I was invited to a slightly more sedate Australia Day barbeque, and it was actually really mellow and relaxing. We snacked on an irresistible dip made from a hollowed out cob of bread, filled with cream cheese, herbs and French onion soup mix among other mystic ingredients. People arrived. Beer was drunk. The images are of classic Australian icons: the flag on a Hills Hoist (we'd call it a rotary clothesline, but here it's a national icon as it was invented in South Australia); and an amazing Fisher Price toy barbeque set up next to the full sized one. They say kids learn by copying their parents' behaviour - well, here you can train your "bub" in the fine art of sausage sizzling just like his dad!

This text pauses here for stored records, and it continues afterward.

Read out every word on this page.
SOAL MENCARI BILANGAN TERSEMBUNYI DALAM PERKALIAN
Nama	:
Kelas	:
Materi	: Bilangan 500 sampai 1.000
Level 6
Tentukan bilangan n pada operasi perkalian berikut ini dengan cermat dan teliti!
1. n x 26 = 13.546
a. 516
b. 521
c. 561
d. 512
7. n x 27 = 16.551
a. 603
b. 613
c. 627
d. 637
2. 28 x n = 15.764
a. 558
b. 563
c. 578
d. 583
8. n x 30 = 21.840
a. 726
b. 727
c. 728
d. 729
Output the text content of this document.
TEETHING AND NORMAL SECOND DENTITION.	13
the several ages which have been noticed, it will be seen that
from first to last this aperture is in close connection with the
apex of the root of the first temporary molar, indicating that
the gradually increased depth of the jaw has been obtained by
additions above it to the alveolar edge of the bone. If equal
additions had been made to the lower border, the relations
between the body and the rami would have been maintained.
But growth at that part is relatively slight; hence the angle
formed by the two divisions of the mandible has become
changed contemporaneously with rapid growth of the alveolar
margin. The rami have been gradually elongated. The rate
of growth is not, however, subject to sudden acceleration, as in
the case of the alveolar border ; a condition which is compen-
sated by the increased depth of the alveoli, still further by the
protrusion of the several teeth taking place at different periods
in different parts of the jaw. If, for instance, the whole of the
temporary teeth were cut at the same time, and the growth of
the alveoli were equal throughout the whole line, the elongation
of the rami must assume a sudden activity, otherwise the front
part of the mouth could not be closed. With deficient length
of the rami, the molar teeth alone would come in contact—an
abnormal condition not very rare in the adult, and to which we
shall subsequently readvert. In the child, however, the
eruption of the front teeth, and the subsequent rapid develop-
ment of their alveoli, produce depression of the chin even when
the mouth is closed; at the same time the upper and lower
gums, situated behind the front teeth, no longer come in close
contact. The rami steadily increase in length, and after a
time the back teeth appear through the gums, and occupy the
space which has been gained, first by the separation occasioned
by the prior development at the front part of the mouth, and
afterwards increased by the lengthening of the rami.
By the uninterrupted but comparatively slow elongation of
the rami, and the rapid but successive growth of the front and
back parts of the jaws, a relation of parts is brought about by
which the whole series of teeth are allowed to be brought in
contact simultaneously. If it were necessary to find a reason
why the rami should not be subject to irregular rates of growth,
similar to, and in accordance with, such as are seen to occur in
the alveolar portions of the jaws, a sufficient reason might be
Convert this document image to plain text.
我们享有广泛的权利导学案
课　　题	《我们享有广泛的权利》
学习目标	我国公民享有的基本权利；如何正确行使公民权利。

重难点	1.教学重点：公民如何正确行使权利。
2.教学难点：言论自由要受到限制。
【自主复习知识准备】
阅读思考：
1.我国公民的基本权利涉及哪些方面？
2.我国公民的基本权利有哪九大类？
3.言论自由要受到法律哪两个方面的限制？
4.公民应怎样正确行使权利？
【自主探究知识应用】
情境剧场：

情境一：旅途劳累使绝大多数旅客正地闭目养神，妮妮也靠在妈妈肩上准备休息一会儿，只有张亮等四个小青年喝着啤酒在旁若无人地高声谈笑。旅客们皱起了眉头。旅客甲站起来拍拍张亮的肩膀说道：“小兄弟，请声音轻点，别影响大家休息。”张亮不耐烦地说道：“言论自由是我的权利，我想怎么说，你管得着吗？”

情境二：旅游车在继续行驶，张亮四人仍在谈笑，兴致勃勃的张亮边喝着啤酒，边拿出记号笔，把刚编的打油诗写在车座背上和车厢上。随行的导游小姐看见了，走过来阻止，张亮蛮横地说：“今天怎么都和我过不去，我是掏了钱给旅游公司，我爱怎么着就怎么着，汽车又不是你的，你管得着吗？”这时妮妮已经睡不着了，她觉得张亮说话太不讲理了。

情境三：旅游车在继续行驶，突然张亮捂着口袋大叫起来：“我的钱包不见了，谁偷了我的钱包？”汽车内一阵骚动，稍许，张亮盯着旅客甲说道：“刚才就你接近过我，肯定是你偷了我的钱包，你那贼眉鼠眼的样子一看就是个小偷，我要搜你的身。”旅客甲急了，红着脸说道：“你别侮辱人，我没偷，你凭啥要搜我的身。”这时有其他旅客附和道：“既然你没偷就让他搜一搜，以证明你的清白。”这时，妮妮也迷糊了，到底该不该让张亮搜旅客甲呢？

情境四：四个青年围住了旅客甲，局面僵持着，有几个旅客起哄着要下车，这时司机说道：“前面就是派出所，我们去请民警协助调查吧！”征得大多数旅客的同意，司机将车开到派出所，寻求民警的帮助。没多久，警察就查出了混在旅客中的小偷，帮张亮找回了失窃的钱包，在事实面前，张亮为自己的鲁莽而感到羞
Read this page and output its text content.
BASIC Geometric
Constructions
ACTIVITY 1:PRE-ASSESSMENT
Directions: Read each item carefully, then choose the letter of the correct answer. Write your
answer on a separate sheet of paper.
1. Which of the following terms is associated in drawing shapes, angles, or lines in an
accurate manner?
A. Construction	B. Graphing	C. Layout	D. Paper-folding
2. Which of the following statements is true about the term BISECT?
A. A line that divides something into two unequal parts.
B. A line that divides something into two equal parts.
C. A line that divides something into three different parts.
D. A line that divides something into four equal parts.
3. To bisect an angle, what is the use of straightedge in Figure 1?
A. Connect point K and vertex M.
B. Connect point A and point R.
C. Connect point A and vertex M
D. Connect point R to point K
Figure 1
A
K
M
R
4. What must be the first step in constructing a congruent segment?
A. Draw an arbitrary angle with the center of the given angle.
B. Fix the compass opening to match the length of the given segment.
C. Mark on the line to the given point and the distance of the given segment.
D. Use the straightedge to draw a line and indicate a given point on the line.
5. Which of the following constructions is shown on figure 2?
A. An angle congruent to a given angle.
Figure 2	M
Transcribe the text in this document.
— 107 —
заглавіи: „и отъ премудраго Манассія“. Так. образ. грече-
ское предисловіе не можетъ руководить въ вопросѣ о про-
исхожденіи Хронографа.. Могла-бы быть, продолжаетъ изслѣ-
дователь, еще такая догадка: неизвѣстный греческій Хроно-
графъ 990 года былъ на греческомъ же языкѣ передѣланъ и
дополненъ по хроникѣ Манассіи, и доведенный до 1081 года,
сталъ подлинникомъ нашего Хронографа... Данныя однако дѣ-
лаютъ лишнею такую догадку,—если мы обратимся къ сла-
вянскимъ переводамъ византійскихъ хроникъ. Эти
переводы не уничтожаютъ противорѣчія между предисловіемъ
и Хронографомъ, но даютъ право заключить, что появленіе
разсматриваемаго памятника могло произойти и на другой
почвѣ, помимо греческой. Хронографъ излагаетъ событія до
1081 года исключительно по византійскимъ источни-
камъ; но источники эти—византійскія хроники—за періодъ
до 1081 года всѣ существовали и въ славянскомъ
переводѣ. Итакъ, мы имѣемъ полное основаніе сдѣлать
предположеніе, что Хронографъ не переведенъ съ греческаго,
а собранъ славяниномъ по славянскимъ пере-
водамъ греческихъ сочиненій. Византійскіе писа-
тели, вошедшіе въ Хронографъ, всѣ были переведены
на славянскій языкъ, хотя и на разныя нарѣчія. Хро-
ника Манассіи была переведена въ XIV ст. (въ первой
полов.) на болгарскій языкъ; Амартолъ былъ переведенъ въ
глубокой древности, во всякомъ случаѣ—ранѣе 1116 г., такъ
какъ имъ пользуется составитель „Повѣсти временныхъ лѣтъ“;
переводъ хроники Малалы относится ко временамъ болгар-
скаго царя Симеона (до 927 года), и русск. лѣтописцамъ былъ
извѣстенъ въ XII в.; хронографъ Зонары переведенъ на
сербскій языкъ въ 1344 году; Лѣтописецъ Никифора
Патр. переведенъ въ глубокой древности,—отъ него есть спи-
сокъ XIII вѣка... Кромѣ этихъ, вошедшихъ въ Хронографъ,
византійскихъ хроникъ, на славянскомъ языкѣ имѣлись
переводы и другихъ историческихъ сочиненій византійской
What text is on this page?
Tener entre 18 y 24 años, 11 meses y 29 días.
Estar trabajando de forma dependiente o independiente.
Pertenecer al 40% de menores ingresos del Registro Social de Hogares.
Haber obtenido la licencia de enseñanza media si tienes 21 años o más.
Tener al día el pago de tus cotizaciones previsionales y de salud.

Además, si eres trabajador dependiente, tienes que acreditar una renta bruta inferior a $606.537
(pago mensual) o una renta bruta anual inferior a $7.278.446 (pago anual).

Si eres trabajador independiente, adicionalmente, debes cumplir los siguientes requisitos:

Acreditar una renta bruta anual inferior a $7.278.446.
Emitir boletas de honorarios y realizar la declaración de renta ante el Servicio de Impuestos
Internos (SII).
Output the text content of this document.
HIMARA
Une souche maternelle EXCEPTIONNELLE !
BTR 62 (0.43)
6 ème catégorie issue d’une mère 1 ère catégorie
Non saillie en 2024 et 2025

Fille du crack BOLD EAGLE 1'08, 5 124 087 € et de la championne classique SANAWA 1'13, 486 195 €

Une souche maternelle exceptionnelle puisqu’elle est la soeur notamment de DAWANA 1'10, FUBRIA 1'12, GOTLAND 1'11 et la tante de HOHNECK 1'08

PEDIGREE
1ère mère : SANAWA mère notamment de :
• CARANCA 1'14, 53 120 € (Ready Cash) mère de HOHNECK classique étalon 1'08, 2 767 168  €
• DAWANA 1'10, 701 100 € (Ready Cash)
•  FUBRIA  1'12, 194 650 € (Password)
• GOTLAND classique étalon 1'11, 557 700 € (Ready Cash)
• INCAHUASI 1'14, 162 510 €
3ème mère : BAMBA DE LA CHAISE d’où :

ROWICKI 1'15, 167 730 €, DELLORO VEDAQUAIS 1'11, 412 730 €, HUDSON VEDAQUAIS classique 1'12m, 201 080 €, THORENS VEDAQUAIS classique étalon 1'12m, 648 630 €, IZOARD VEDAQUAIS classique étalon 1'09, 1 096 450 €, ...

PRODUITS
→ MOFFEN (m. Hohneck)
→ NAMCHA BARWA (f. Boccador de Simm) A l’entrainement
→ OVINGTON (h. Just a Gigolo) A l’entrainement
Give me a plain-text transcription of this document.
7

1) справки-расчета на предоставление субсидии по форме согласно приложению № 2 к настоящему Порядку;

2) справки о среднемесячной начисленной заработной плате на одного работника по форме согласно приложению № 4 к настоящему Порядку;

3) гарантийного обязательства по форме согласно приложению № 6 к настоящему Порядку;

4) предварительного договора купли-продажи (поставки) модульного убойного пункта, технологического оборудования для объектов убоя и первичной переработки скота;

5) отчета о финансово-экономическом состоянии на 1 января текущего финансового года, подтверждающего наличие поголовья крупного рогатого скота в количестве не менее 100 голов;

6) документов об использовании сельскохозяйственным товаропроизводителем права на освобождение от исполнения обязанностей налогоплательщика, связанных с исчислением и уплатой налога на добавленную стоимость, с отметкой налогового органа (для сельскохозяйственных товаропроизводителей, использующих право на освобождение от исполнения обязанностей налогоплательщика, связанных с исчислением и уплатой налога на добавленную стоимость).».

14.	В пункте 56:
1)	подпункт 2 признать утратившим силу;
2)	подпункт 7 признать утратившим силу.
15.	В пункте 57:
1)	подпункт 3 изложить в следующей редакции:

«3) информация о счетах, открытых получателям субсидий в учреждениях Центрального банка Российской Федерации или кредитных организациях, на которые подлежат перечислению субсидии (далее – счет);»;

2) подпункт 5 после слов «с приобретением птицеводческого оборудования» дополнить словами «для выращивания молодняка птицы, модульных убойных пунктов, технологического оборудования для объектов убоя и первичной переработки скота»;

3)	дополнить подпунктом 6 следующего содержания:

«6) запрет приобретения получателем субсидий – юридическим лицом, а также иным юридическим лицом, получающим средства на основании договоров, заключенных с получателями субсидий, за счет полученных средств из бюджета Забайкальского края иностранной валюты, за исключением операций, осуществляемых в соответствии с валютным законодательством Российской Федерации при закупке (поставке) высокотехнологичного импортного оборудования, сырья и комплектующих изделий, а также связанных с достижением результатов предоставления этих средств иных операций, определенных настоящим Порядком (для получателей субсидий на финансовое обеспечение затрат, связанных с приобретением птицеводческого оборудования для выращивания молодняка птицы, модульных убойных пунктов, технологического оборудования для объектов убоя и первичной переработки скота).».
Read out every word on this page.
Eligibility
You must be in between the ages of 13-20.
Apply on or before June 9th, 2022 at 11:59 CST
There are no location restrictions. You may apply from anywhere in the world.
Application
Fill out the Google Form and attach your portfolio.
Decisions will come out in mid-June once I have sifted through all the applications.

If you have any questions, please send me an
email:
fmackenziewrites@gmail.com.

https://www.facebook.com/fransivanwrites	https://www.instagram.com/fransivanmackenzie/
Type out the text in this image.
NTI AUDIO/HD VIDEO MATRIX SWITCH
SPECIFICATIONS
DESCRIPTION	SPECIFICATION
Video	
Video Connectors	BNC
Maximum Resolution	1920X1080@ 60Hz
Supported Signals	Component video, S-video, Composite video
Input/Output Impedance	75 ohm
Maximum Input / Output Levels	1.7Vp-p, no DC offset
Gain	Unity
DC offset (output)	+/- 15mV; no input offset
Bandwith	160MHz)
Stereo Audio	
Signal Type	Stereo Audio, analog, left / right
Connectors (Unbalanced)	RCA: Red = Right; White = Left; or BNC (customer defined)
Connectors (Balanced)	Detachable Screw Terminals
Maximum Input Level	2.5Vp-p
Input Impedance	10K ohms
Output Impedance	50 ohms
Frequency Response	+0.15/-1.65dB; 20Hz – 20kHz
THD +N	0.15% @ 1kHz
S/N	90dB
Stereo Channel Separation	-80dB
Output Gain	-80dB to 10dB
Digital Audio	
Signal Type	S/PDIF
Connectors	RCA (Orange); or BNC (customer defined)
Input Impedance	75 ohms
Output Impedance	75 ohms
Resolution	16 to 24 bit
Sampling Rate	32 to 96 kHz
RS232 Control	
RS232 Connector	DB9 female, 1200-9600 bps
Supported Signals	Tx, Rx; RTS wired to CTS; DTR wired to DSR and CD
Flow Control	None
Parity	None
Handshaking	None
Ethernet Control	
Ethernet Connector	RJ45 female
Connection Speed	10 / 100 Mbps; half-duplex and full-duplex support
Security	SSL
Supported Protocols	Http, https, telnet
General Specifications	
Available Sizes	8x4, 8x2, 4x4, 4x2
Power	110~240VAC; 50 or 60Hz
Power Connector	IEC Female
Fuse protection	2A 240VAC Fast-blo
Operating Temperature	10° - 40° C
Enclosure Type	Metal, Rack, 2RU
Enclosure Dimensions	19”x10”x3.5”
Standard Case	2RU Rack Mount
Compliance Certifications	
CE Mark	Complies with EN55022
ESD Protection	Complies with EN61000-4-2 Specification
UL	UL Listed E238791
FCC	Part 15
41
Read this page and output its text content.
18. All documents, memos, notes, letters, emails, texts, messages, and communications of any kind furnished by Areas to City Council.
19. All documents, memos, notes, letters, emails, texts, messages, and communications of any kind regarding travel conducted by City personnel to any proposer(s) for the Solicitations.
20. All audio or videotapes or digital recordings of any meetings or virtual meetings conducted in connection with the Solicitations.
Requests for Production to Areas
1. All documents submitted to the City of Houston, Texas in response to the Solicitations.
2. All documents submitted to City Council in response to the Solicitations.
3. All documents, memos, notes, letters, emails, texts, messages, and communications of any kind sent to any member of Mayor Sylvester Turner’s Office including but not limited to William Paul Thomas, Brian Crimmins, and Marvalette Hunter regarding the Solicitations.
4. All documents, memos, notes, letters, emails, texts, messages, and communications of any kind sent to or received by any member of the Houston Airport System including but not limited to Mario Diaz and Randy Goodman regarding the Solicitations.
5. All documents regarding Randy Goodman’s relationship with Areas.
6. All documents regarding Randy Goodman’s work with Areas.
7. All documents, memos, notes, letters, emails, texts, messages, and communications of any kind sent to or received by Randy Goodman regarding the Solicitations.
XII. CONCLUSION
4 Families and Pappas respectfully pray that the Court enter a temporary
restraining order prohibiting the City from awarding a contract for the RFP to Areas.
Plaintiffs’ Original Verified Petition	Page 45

As people arrived, we began eating, and eating, and eating. I'd like to give a big shout out to Pete's family and the fantastic fruit, vegetables and eggs they grow and share with us: the tomato salad I made was much admired. One dessert was absolutely delicious but sent me into paroxysms of guilt. To make Sinful Ice Cream Cake, crush a packet of choc chip cookies and mix with melted butter to form a cheesecake base. Then take a pint of choc chip ice cream and stir into it ... half a jar of crunchy peanut butter. spread on top of the base and freeze. To serve, make a chocolate fudge sauce by melting dark chocolate with cream. This is amazing, but will glue you to the floor for the rest of the day. The other pic is of a much lighter dessert, and the perfect way to get people eating healthy fruit: skewers of strawberries and melon-balled canteloupes, watermelon and rock melon. They're just so pretty!

The rest of the day was spent reclining on the lawn, listening to music and debating our favourite bands. For facts to back up the argument, people went on the internet to check whether the Triple J website was updating in real time. And it was ... on Eastern time. Sydney is half an hour ahead of South Australia, so the top 5 were already up there, seared into Pete's retinas as he gave a howl. "I didn't want to know that! And you don't either!" he threatened, before dropping increasingly obvious hints about who we'd be hearing next.

The Australian flag was even more controversial at the Big Day Out music festival, where organisers tried to ban it on the grounds that it would incite racial tension. That has happened in the past, but a huge public outcry saw thousands of music lovers proudly flourishing their Southern Cross capes, hats, t-shirts and even tattoos to the TV cameras as they walked in. The flag is in question for various reasons - there are various sides to the debate here.